Prologue: Contrecoup – Atlas Fondation
Rachel Nexus était habituée à gérer un inventaire restreint. Elle avait grandi sur une station ceinturienne isolée en orbite de Saturne. La seule chose qu’ils avaient en abondance était de la glace, de la roche et de l’hydrogène. Fonctionner avec pratiquement aucune réserve était la norme, mais jamais elle n’avait fait face à une crise aussi sévère que sur la station Jericho.

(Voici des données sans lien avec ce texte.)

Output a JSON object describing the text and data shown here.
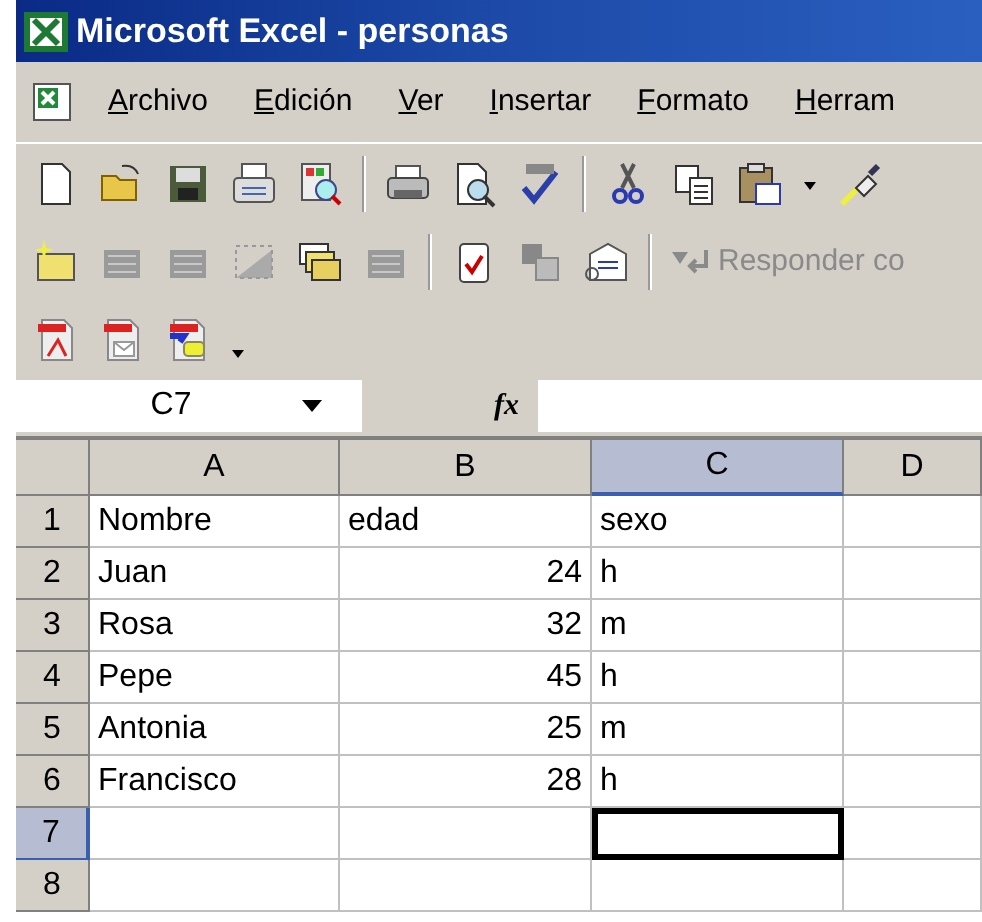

Lorsque la Commission Trilatérale avait déclaré son moratoire sur la colonisation, Rachel savait qu’ils allaient avoir un défi à relever. La station Jericho n’était conçue que comme un habitat temporaire pour la majorité du personnel, seules quelques 2000 personnes supposées y demeurer à long terme. Cela voulait dire que les 15 000 employés et colons qui devaient éventuellement être déployés sur la planète allaient devoir s’entasser. Chaque individu représentait ici un stress excédentaire sur les systèmes de survie, sans compter l’espace pour les loger. Malgré tout, Rachel était restée optimiste. Transformer en urgence un habitat temporaire en un habitat permanent était un sacré défi, mais c’était là que son expertise ceinturienne entrait en jeu. Mais ça, c’était avant qu’ils ne découvrent que les données d’embarquement avaient été falsifiées.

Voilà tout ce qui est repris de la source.